Doch kehren wir zum Kriegsvolke zurück
Die geplünderten Dörfer und Kirchen und die brennenden Häuser von Miemingen hinter sich lassend, kamen die Truppen der deutschen Kriegsfürsten nach Nassereith, wo wieder jeder Soldat nahm, was er fand. Hier endete jedoch der Raubzug, nicht als ob die Lust zu weiteren derlei Unternehmungen befriedigt worden wäre, sondern weil das Objekt dafür ganz und gar fehlte. Nur an der Klause Fernstein waren noch die Fenster und Oefen einzuschlagen und die Dachung zu zerstören, was denn auch sofort geschah, und womit das Zerstörungswerk der von
Innsbruck abgezogenen Truppen in der Hauptsache als vollendet betrachtet werden kann.
Mittlerweile hatten nämlich die vor Ehrenberg lagernden Truppen den von Innsbruck zurückkehrenden Brüdern entgegengearbeitet und von Reutte bis Fernstein dasselbe
Werk der Zerstörung und Plünderung, nur noch viel gründlicher, durchgeführt.

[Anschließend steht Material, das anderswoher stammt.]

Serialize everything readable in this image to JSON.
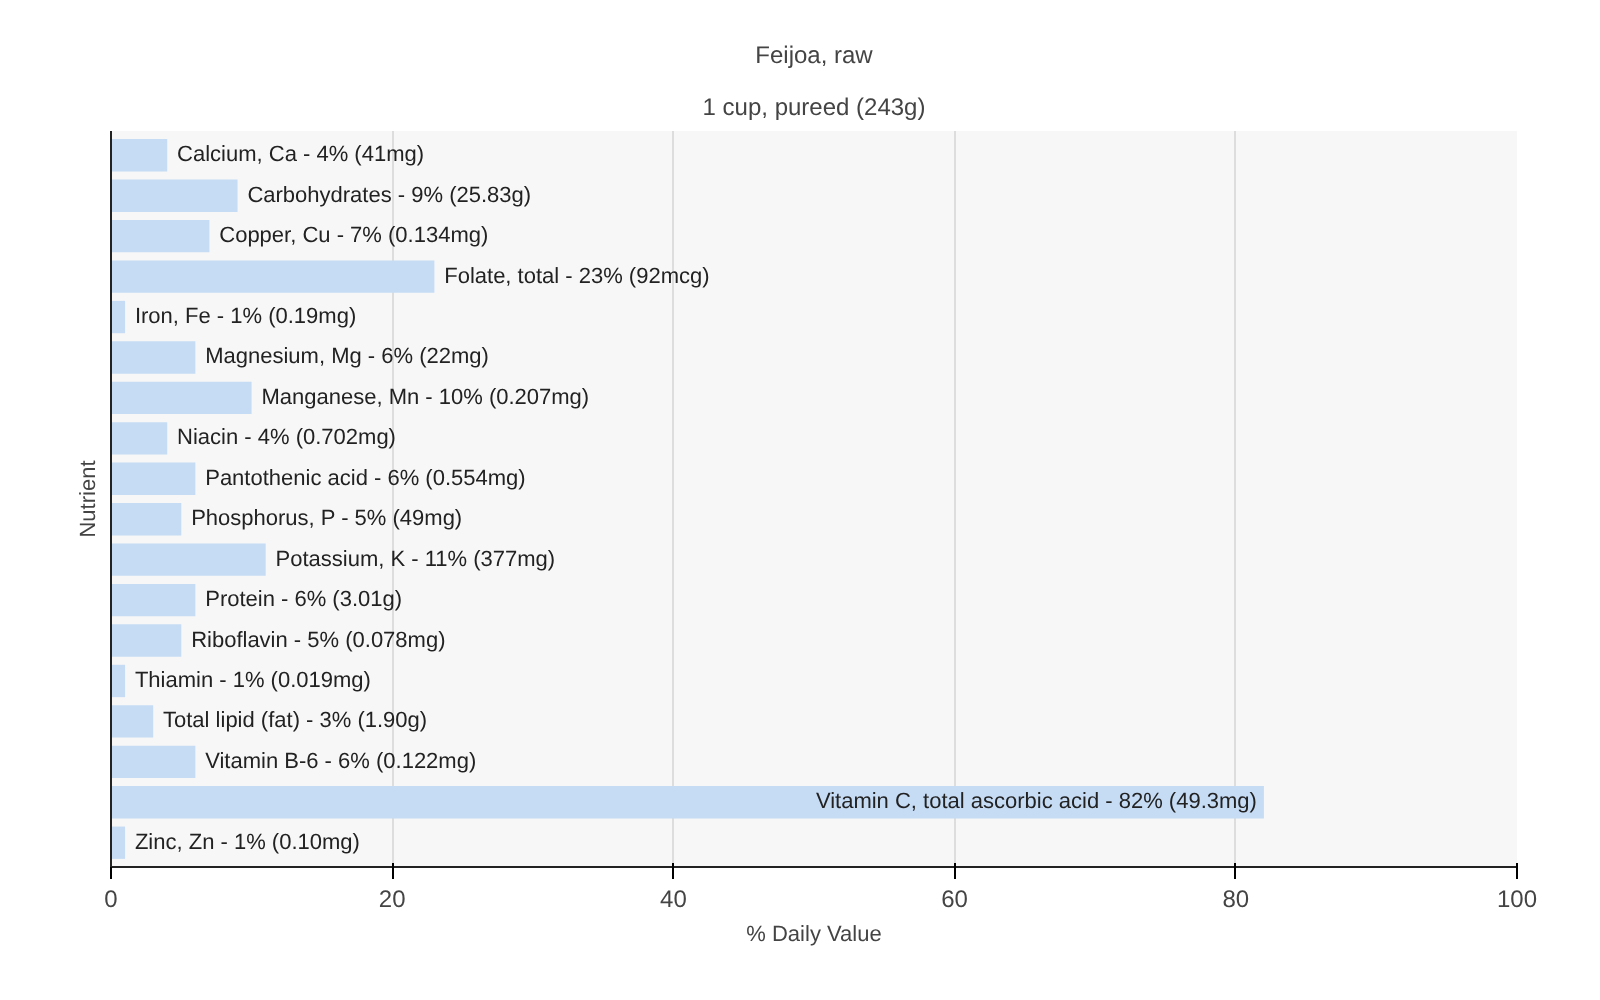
{
  "chart_data": {
    "type": "bar",
    "orientation": "horizontal",
    "title": "Feijoa, raw",
    "subtitle": "1 cup, pureed (243g)",
    "xlabel": "% Daily Value",
    "ylabel": "Nutrient",
    "categories": [
      "Calcium, Ca - 4% (41mg)",
      "Carbohydrates - 9% (25.83g)",
      "Copper, Cu - 7% (0.134mg)",
      "Folate, total - 23% (92mcg)",
      "Iron, Fe - 1% (0.19mg)",
      "Magnesium, Mg - 6% (22mg)",
      "Manganese, Mn - 10% (0.207mg)",
      "Niacin - 4% (0.702mg)",
      "Pantothenic acid - 6% (0.554mg)",
      "Phosphorus, P - 5% (49mg)",
      "Potassium, K - 11% (377mg)",
      "Protein - 6% (3.01g)",
      "Riboflavin - 5% (0.078mg)",
      "Thiamin - 1% (0.019mg)",
      "Total lipid (fat) - 3% (1.90g)",
      "Vitamin B-6 - 6% (0.122mg)",
      "Vitamin C, total ascorbic acid - 82% (49.3mg)",
      "Zinc, Zn - 1% (0.10mg)"
    ],
    "values": [
      4,
      9,
      7,
      23,
      1,
      6,
      10,
      4,
      6,
      5,
      11,
      6,
      5,
      1,
      3,
      6,
      82,
      1
    ],
    "color": "#c6dcf5",
    "xlim": [
      0,
      100
    ],
    "xticks": [
      0,
      20,
      40,
      60,
      80,
      100
    ],
    "grid": "x",
    "tick_labels": "x"
  }
}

In der zwischen den beiden Pässen Ehrenberg und Fernstein gelegenen Gegend Zwischenthoren wurde die ganze Bevölkerung verjagt und vertrieben, und nicht allein genommen, was sich vorfand, sondern auch alles Vieh von den Alpen und sonst, wo es gefunden wurde, abgetrieben. Die Häuser wurden eingerissen, und was die Kriegsknechte nicht niederreißen konnten, "sonst verderbt und zerschlagen, daß es ein Jammer zu sehen war." Und auf diese Weise sind 4000 Menschen, jung und alt in das Elend gestürzt. Mit dem Hunger ringend, lagen die aus den Schlupfwinkeln zurückgekehrten Leute auf den Wegen und bettelten die Vorübergehenden um ein Stücklein Brodes an. Glücklicher Weise waren die von der
Regierung dahin abgesendeten Mehlfässer und sonstigen Nahrungsmittel noch frühzeitig genug eingetroffen, um dem letzten Stadium der Noth, dem Hungertode vorzubeugen.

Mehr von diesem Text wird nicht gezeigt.